Much has been made of Columbia Crest lately, which produced the 2010 Wine Spectator Wine of the Year--the 2005 Cabernet Sauvignon Reserve. And while there’s not much more that can usefully be added in terms of the discussion of its crowning, a quick look at the big picture is always instructive.
In fact, the main reason I’m using today’s blog post to link up and discuss Columbia Crest isn’t only because of its Cab, but, rather, because of the range of excellent wines I’ve tasted from it lately. In particular, we’ve been pouring the 2005 Merlot Reserve for certain classes at The Wine School, and every time I open a bottle, I’m amazed by the way it balances complexity with drinkability, a lush texture with enough structure that it benefits from a couple of hours of breathing, and beautiful ripe fruit with a real sense of terroir.
It’s not, unfortunately, what most people would necessarily expect from Columbia Crest. But, then again, there are a number of great producers whose more value-priced wines have sadly had a negative impact on the perception of their higher end ones. (Think of the ocean-sized difference between, say, Mondavi’s Private Selection Cabernet Sauvignon--fine for quaffing--and its Reserve, which is often one of the greats of the state.)
The Quarterly Review of Wines recently ran an interesting piece on Dr.

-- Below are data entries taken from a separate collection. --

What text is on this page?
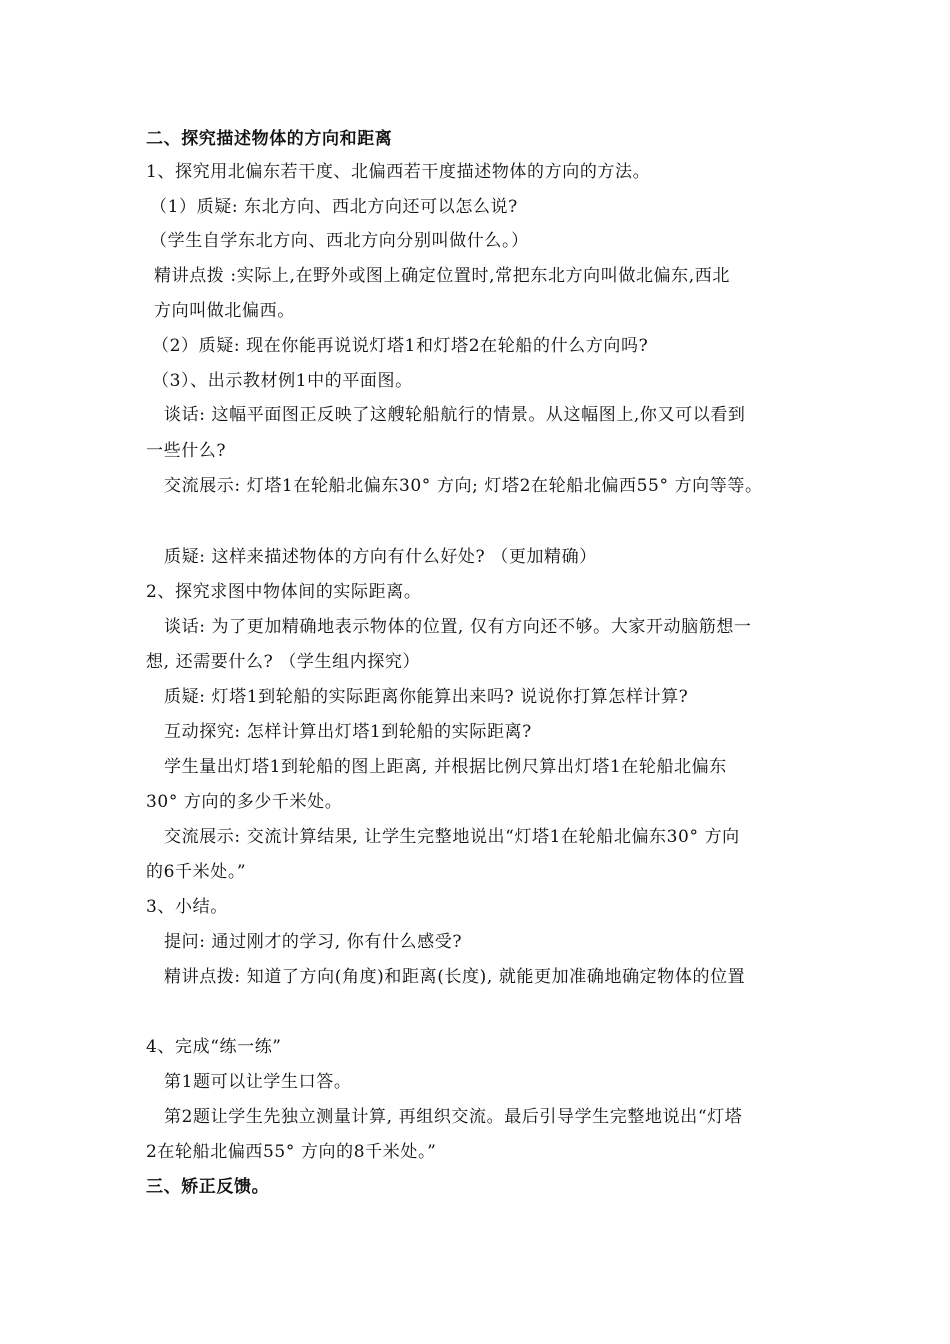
二、探究描述物体的方向和距离
1、探究用北偏东若干度、北偏西若干度描述物体的方向的方法。
（1）质疑: 东北方向、西北方向还可以怎么说?
（学生自学东北方向、西北方向分别叫做什么。）
精讲点拨 :实际上,在野外或图上确定位置时,常把东北方向叫做北偏东,西北
方向叫做北偏西。
（2）质疑: 现在你能再说说灯塔1和灯塔2在轮船的什么方向吗?
（3）、出示教材例1中的平面图。
谈话: 这幅平面图正反映了这艘轮船航行的情景。从这幅图上,你又可以看到
一些什么?
交流展示: 灯塔1在轮船北偏东30° 方向; 灯塔2在轮船北偏西55° 方向等等。
质疑: 这样来描述物体的方向有什么好处? （更加精确）
2、探究求图中物体间的实际距离。
谈话: 为了更加精确地表示物体的位置, 仅有方向还不够。大家开动脑筋想一
想, 还需要什么? （学生组内探究）
质疑: 灯塔1到轮船的实际距离你能算出来吗? 说说你打算怎样计算?
互动探究: 怎样计算出灯塔1到轮船的实际距离?
学生量出灯塔1到轮船的图上距离, 并根据比例尺算出灯塔1在轮船北偏东
30° 方向的多少千米处。
交流展示: 交流计算结果, 让学生完整地说出“灯塔1在轮船北偏东30° 方向
的6千米处。”
3、小结。
提问: 通过刚才的学习, 你有什么感受?
精讲点拨: 知道了方向(角度)和距离(长度), 就能更加准确地确定物体的位置
4、完成“练一练”
第1题可以让学生口答。
第2题让学生先独立测量计算, 再组织交流。最后引导学生完整地说出“灯塔
2在轮船北偏西55° 方向的8千米处。”
三、矫正反馈。
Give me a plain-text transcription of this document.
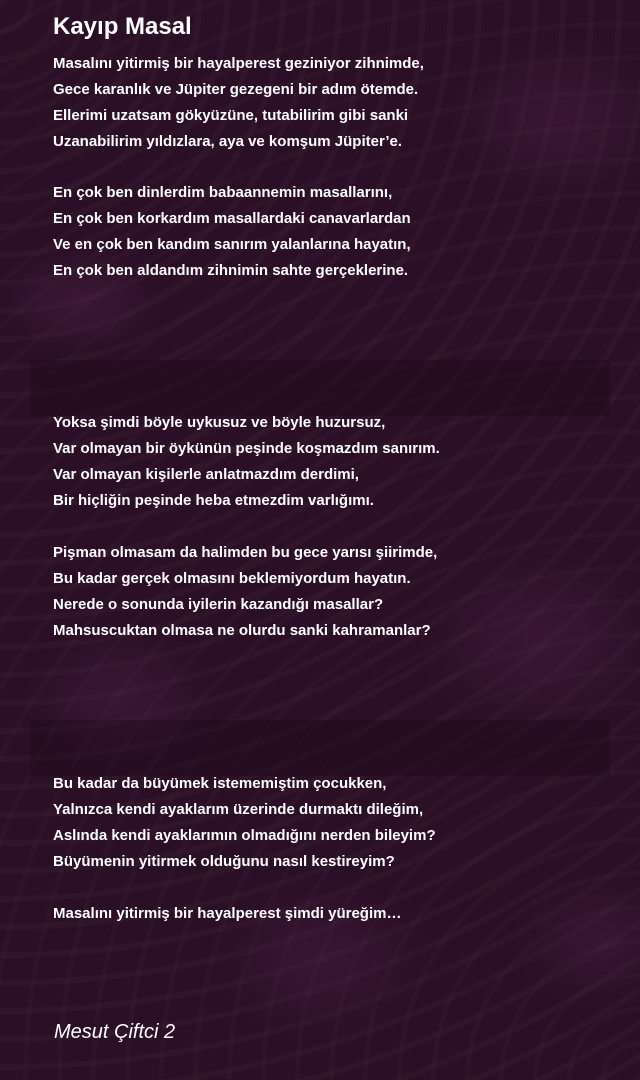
Kayıp Masal
Masalını yitirmiş bir hayalperest geziniyor zihnimde,
Gece karanlık ve Jüpiter gezegeni bir adım ötemde.
Ellerimi uzatsam gökyüzüne, tutabilirim gibi sanki
Uzanabilirim yıldızlara, aya ve komşum Jüpiter’e.
En çok ben dinlerdim babaannemin masallarını,
En çok ben korkardım masallardaki canavarlardan
Ve en çok ben kandım sanırım yalanlarına hayatın,
En çok ben aldandım zihnimin sahte gerçeklerine.
Yoksa şimdi böyle uykusuz ve böyle huzursuz,
Var olmayan bir öykünün peşinde koşmazdım sanırım.
Var olmayan kişilerle anlatmazdım derdimi,
Bir hiçliğin peşinde heba etmezdim varlığımı.
Pişman olmasam da halimden bu gece yarısı şiirimde,
Bu kadar gerçek olmasını beklemiyordum hayatın.
Nerede o sonunda iyilerin kazandığı masallar?
Mahsuscuktan olmasa ne olurdu sanki kahramanlar?
Bu kadar da büyümek istememiştim çocukken,
Yalnızca kendi ayaklarım üzerinde durmaktı dileğim,
Aslında kendi ayaklarımın olmadığını nerden bileyim?
Büyümenin yitirmek olduğunu nasıl kestireyim?
Masalını yitirmiş bir hayalperest şimdi yüreğim…
Mesut Çiftci 2
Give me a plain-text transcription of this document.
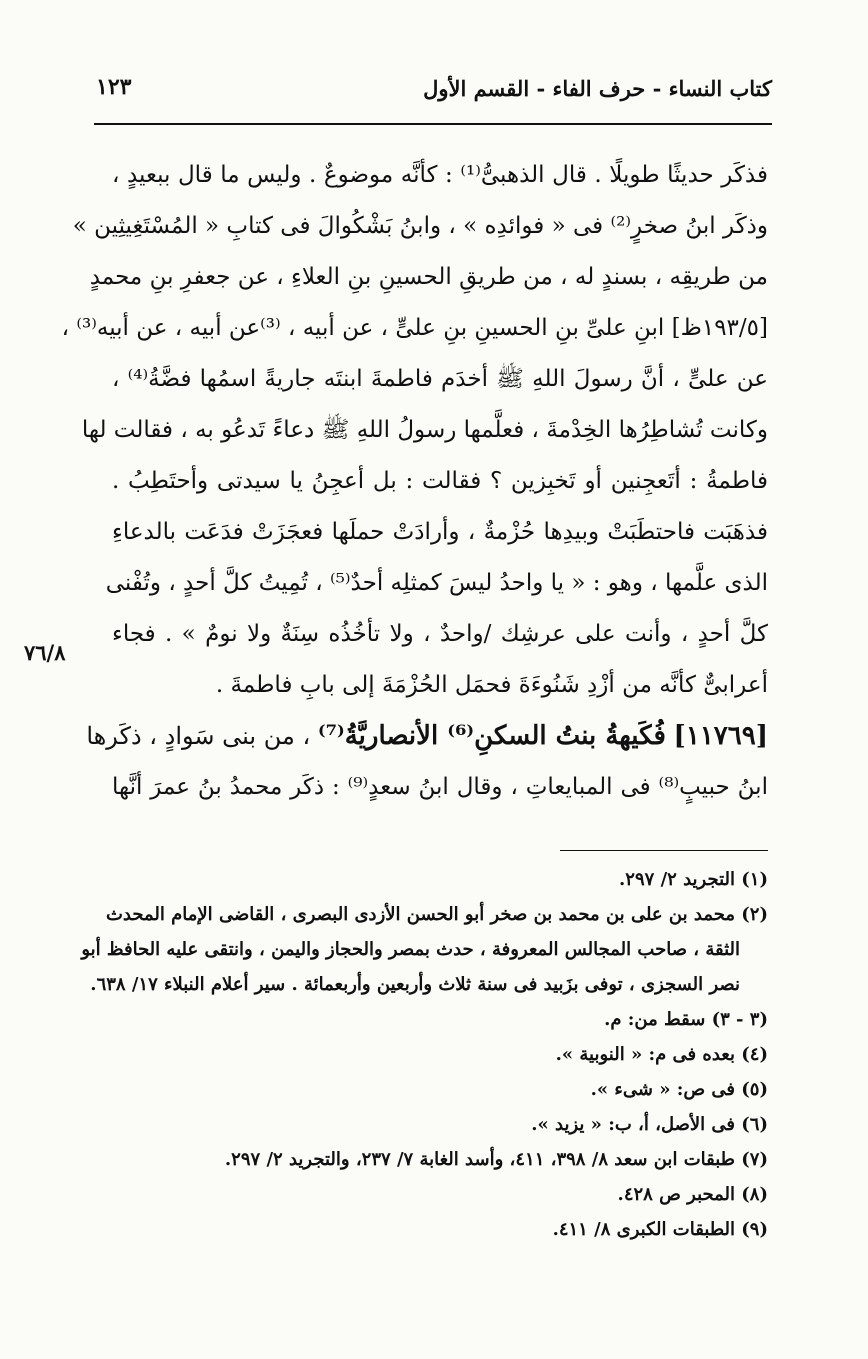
كتاب النساء - حرف الفاء - القسم الأول
١٢٣
فذكَر حديثًا طويلًا . قال الذهبىُّ⁽¹⁾ : كأنَّه موضوعٌ . وليس ما قال ببعيدٍ ،
وذكَر ابنُ صخرٍ⁽²⁾ فى « فوائدِه » ، وابنُ بَشْكُوالَ فى كتابِ « المُسْتَغِيثِين »
من طريقِه ، بسندٍ له ، من طريقِ الحسينِ بنِ العلاءِ ، عن جعفرِ بنِ محمدٍ
[١٩٣/٥ظ] ابنِ علىِّ بنِ الحسينِ بنِ علىٍّ ، عن أبيه ، ⁽³⁾عن أبيه ، عن أبيه⁽³⁾ ،
عن علىٍّ ، أنَّ رسولَ اللهِ ﷺ أخدَم فاطمةَ ابنتَه جاريةً اسمُها فضَّةُ⁽⁴⁾ ،
وكانت تُشاطِرُها الخِدْمةَ ، فعلَّمها رسولُ اللهِ ﷺ دعاءً تَدعُو به ، فقالت لها
فاطمةُ : أتَعجِنين أو تَخبِزين ؟ فقالت : بل أعجِنُ يا سيدتى وأحتَطِبُ .
فذهَبَت فاحتطَبَتْ وبيدِها حُزْمةٌ ، وأرادَتْ حملَها فعجَزَتْ فدَعَت بالدعاءِ
الذى علَّمها ، وهو : « يا واحدُ ليسَ كمثلِه أحدٌ⁽⁵⁾ ، تُمِيتُ كلَّ أحدٍ ، وتُفْنى
كلَّ أحدٍ ، وأنت على عرشِك /واحدٌ ، ولا تأخُذُه سِنَةٌ ولا نومٌ » . فجاء
أعرابىٌّ كأنَّه من أزْدِ شَنُوءَةَ فحمَل الحُزْمَةَ إلى بابِ فاطمةَ .
[١١٧٦٩] فُكَيهةُ بنتُ السكنِ⁽⁶⁾ الأنصاريَّةُ⁽⁷⁾ ، من بنى سَوادٍ ، ذكَرها
ابنُ حبيبٍ⁽⁸⁾ فى المبايعاتِ ، وقال ابنُ سعدٍ⁽⁹⁾ : ذكَر محمدُ بنُ عمرَ أنَّها
٧٦/٨
(١) التجريد ٢/ ٢٩٧.
(٢) محمد بن على بن محمد بن صخر أبو الحسن الأزدى البصرى ، القاضى الإمام المحدث
الثقة ، صاحب المجالس المعروفة ، حدث بمصر والحجاز واليمن ، وانتقى عليه الحافظ أبو
نصر السجزى ، توفى بزَبيد فى سنة ثلاث وأربعين وأربعمائة . سير أعلام النبلاء ١٧/ ٦٣٨.
(٣ - ٣) سقط من: م.
(٤) بعده فى م: « النوبية ».
(٥) فى ص: « شىء ».
(٦) فى الأصل، أ، ب: « يزيد ».
(٧) طبقات ابن سعد ٨/ ٣٩٨، ٤١١، وأسد الغابة ٧/ ٢٣٧، والتجريد ٢/ ٢٩٧.
(٨) المحبر ص ٤٢٨.
(٩) الطبقات الكبرى ٨/ ٤١١.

Walter Clore, a onetime consultant to Columbia Crest (he passed away in 2003) and namesake of one of its best bottlings, the Walter Clore Private Reserve Red. The Reserve line in its entirety, in fact, notes QRW, “represent[s] the pinnacle of winemaking at Columbia Crest.” I’d take it a step further: They are often among the best, most drinkable wines in the state. And these days, they only seem to be getting better.